Een logische stap was het dan ook om in 2001 mijn eerste echte journalistieke stappen te zetten bij het onvolprezen OOG-radio. Onder de toen bezielende leiding van Theo Sikkema en Rein van Kats alle amateurvelden in Groningen afstruinen. Van het GRC van Ger van Gelder naar sportpark de Kring, PKC’83. Gert Haak, Freddy de Grooth en Robert Groninger interviewen. Joost van Geel over het studentenhockey, een uitzending die dankzij de sneeuw volledig de mist in dreigde te gaan opgelost door een middag lang verslag te doen van een paardenkeuring op de drafbaan. Onvergetelijke ervaringen met een groep enorm gedreven vrijwilligers die bijna zonder uitzondering allemaal naar regionale of landelijke media zijn doorgestroomd. De kneepjes van het vak met veel vallen en weer opstaan onder de knie gekregen.

Na zeven jaar OOG kwam de kans om naar RTV-Noord te gaan. Het instituut, de omroep waarvoor ik als HAVO-leerling Henk Kok nog interviewde en die op het einde van dit vraaggesprek zich moest verontschuldigen omdat er nieuws was omtrent Milko Djurovski. Een droom kwam uit. De eerste test, een wedstrijdverslag bij PKC’83. Gert Haak interviewen en als een gek op de fiets om het item in de studio te monteren voor het sportoverzicht van 17:45 uur, toen nog gepresenteerd door Bert Haandrikman. De opluchting toen het gelukt was, het begin van een zeer gelukkige tijd als freelancer waarin alles wat er in Groningen op sportgebied aan bod kwam te volgen. Het wekelijkse verzoek van Jan van der Veen vanuit de redactie op dinsdag om voor het komende weekend ‘ergens een babbeltje op te halen’. Geluk.

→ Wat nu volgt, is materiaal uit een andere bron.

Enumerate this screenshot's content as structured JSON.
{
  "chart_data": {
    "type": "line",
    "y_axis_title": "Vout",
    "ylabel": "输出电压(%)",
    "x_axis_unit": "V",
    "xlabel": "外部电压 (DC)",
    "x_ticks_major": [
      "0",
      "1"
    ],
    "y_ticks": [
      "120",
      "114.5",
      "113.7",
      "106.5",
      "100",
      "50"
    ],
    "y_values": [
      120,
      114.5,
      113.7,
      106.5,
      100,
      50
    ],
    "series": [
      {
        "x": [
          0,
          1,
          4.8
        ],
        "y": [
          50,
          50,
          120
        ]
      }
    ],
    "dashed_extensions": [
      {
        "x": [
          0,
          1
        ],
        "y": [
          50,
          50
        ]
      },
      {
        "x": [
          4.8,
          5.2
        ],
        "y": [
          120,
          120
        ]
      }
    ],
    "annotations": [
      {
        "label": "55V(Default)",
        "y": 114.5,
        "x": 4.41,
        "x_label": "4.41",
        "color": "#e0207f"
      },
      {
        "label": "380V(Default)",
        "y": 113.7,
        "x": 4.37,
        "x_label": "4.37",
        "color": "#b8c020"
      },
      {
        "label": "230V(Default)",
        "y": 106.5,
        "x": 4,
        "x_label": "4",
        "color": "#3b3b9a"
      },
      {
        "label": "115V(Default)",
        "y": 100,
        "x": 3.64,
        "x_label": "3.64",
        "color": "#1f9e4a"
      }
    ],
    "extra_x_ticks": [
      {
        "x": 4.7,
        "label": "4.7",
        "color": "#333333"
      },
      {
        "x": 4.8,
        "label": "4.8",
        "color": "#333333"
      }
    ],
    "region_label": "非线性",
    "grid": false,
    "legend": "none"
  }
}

Na een relationele onderbreking van 2 jaar in België, het daar niet helemaal kunnen vinden, nu weer terug als freelancer bij RTV-Noord op de sportredactie. De plek waar ik me helemaal thuis voel. Het Groningen (sport) gevoel voor mij is verder in een paar zinnen (een bijna willekeurige greep uit een duizendtal herinneringen): aan de hand van mijn vader voor het eerst meegaan naar een thuiswedstrijd van FC Groningen tegen Ajax in het Oosterpark en letterlijk meegezogen worden door de supporters achter het doel die een doelpunt van de FC vieren. Met oom Bert mee naar alle uithoeken van de provincie Groningen om hem daar allerhande amateurvoetbalwedstrijden in goede banen zien leiden als arbiter. De kantine van PKC’83 die na de wedstrijd gevuld wordt met het levenslied en waar je na je werkzaamheden niet meer wegkwam. Het enorm vriendelijke onthaal van Truus Vlietstra bij Nic., waardoor je nog extra hoopte dat de groen-witten zouden winnen omdat ze anders zo teleurgesteld keek.

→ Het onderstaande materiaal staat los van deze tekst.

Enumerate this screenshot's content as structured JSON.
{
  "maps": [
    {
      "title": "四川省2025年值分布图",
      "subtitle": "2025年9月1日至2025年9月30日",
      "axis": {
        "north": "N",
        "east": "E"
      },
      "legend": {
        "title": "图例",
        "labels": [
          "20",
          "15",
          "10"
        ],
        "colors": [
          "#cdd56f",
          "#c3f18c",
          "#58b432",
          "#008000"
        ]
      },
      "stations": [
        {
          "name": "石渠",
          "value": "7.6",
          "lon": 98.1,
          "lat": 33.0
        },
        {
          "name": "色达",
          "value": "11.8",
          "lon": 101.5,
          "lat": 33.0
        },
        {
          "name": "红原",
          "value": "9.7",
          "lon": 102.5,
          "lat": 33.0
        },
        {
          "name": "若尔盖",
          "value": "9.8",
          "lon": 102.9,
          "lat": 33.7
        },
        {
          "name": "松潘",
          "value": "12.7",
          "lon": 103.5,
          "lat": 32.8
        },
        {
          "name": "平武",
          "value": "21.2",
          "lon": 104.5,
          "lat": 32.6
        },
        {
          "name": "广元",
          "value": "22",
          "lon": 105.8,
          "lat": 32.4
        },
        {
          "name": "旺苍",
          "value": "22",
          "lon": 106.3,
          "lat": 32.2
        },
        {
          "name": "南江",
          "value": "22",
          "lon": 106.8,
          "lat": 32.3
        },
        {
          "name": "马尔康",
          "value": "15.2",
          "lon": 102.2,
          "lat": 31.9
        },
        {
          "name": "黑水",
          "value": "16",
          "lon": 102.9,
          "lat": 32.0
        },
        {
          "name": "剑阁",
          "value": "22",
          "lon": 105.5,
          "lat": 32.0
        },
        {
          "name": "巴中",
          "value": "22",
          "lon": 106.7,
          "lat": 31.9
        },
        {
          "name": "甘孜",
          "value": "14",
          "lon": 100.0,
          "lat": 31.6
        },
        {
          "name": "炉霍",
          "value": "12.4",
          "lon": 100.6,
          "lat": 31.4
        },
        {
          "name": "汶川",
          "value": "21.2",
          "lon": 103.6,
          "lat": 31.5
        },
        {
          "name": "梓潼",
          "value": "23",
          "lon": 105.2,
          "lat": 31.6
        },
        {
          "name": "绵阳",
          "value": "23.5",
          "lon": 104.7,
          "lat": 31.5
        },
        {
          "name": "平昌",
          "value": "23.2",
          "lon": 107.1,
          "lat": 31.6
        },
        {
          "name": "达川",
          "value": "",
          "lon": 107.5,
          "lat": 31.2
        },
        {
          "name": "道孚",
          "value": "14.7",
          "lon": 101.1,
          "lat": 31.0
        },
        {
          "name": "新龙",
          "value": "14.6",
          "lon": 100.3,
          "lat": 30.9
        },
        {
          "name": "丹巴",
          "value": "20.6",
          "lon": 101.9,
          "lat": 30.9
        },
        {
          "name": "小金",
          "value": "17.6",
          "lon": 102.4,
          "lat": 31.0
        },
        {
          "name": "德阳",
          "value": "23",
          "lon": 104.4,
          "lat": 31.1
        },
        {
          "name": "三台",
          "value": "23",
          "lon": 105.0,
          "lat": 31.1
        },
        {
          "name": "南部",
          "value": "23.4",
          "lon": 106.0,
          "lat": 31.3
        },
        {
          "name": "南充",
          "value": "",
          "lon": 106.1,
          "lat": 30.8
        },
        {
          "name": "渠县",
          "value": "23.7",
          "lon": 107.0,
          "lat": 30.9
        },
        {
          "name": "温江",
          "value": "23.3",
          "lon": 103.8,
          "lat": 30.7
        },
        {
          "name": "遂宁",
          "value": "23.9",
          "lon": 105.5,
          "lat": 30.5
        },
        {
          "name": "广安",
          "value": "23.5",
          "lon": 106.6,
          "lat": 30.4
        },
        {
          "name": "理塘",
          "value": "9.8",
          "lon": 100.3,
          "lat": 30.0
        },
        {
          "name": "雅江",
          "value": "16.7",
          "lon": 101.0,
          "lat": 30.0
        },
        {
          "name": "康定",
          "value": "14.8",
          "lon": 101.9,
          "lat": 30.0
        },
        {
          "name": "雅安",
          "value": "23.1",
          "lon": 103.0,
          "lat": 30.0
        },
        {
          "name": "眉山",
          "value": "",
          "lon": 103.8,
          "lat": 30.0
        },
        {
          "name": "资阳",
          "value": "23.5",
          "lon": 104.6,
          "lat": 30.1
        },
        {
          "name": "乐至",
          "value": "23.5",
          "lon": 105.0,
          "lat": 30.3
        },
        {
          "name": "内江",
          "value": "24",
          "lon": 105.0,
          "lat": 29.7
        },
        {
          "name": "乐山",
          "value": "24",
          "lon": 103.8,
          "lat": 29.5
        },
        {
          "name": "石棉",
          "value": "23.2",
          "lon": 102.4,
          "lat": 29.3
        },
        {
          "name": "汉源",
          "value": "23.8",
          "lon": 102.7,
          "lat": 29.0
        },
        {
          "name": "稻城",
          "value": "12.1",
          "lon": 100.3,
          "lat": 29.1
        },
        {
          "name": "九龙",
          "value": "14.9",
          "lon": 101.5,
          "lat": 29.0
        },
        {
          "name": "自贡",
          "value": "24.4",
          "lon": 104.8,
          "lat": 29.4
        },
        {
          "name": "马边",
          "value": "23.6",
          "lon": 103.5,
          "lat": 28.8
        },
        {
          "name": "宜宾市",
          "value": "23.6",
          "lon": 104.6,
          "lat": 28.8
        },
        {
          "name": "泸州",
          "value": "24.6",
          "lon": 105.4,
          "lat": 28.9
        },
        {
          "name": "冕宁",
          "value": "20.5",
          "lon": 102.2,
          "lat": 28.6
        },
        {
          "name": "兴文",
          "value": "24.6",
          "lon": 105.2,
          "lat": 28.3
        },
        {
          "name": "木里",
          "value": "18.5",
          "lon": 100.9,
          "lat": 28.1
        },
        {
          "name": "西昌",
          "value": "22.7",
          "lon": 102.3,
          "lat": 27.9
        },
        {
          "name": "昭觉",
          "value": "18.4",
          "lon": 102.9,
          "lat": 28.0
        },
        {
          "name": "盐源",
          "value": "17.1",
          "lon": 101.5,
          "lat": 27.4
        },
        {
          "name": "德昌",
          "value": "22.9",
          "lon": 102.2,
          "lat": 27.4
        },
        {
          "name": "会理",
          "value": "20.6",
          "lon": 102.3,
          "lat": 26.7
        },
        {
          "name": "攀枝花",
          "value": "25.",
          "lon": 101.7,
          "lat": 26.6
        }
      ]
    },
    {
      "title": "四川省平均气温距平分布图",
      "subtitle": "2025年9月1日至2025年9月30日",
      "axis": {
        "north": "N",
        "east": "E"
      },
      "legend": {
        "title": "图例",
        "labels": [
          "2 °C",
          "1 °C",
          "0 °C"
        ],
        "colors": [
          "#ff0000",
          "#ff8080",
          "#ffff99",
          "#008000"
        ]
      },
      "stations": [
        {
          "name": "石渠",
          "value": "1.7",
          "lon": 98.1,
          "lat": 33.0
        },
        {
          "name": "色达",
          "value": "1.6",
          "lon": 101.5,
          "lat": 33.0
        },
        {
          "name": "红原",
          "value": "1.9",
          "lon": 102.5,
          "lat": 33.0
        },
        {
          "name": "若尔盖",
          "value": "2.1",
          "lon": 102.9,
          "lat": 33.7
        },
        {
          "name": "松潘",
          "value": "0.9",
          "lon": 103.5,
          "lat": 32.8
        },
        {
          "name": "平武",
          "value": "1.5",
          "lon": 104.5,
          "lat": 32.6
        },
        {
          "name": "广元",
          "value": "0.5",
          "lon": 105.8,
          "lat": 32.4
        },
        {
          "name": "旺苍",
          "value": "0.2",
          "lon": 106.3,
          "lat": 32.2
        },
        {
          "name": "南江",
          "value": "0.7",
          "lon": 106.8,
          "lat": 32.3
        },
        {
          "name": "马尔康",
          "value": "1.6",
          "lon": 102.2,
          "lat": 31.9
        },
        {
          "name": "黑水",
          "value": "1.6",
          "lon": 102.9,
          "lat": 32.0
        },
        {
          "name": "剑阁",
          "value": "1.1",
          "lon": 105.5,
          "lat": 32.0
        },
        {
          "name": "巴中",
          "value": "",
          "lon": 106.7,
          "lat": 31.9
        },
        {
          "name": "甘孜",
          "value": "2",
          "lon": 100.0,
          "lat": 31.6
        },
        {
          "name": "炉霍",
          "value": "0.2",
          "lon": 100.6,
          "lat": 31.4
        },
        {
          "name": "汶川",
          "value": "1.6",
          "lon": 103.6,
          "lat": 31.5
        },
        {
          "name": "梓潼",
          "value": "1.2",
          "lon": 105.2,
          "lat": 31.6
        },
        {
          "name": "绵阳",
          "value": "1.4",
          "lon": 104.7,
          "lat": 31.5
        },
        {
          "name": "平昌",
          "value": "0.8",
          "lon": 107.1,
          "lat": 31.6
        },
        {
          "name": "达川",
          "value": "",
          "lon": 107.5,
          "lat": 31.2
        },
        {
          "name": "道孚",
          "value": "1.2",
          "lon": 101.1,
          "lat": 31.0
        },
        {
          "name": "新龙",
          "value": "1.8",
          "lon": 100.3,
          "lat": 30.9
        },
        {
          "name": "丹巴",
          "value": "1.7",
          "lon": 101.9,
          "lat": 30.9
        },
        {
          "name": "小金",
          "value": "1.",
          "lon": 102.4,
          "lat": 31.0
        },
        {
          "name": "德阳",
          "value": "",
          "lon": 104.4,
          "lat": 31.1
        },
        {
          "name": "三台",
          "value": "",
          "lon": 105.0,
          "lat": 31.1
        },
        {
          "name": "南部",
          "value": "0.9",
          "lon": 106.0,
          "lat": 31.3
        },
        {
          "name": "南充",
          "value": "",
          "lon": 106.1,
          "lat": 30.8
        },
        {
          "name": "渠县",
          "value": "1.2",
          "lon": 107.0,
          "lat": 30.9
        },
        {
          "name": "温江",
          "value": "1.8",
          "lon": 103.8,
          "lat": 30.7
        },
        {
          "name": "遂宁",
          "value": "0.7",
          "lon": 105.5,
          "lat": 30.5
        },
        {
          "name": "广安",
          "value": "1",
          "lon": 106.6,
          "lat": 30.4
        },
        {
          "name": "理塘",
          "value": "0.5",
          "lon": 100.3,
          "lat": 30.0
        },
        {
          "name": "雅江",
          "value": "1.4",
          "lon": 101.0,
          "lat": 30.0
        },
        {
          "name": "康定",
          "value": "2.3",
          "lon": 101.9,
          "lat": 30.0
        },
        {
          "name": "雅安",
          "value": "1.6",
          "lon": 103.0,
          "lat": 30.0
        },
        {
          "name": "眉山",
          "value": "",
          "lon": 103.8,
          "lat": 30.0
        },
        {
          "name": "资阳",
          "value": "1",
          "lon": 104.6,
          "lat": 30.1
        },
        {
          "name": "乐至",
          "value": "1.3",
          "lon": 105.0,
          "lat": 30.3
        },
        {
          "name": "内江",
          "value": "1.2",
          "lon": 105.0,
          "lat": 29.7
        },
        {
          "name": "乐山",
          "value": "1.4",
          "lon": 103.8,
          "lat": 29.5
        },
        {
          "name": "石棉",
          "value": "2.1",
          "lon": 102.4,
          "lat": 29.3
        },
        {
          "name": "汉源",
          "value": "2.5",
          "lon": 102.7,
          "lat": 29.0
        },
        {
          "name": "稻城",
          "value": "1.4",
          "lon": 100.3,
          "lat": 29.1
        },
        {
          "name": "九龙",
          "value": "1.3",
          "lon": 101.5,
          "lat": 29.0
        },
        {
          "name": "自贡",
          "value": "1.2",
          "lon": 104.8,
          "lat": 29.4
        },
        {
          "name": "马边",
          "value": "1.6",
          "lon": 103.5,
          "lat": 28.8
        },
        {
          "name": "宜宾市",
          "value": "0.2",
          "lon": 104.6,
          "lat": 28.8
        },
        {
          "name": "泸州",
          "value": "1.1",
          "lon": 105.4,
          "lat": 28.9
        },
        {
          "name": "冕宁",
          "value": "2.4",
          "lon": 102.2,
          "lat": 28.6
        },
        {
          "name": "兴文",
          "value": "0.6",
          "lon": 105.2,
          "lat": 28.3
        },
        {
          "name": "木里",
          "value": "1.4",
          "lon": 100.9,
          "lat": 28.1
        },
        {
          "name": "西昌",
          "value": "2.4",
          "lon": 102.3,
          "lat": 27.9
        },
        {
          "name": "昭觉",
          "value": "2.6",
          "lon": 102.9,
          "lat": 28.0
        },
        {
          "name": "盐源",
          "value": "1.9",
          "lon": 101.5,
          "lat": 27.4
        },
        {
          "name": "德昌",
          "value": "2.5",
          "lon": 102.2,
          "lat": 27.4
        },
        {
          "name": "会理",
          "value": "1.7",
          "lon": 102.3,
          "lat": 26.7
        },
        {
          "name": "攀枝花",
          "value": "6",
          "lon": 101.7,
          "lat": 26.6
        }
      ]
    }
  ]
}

De modder in mijn gezicht en het oeverloze wachten bij grasbaanraces als er weer eens een coureur motorpech had. Het eeuwige optimisme van Willem Zwart na weer een nederlaag van de basketbaldames van Celeritas. De schitterende slingerende tochten in de volgwagen door het Groninger landschap tijdens de Ronde van de Groningen en de ontlading bij de NWVG als er een thuisrenner wist te winnen. Het tweeluik FC Groningen-Fiorentina. De opluchting als de verbinding in een uitwedstrijd van de FC ‘stond’. Blijft Oranje Nassau wel of niet in de hoofdklasse van het amateurvoetbal? Na elke wedstrijd tijdens het WK 2010 bellen met de vader van Arjen Robben en hem horen fulmineren over scheidsrechter Webb in de finale. Kortom: sport in Groningen is voor mij een warm bad met mooie, louterende, passievolle en inspirende verhalen. Bedankt aan iedereen die dit door de jaren heen mede mogelijk heeft gemaakt.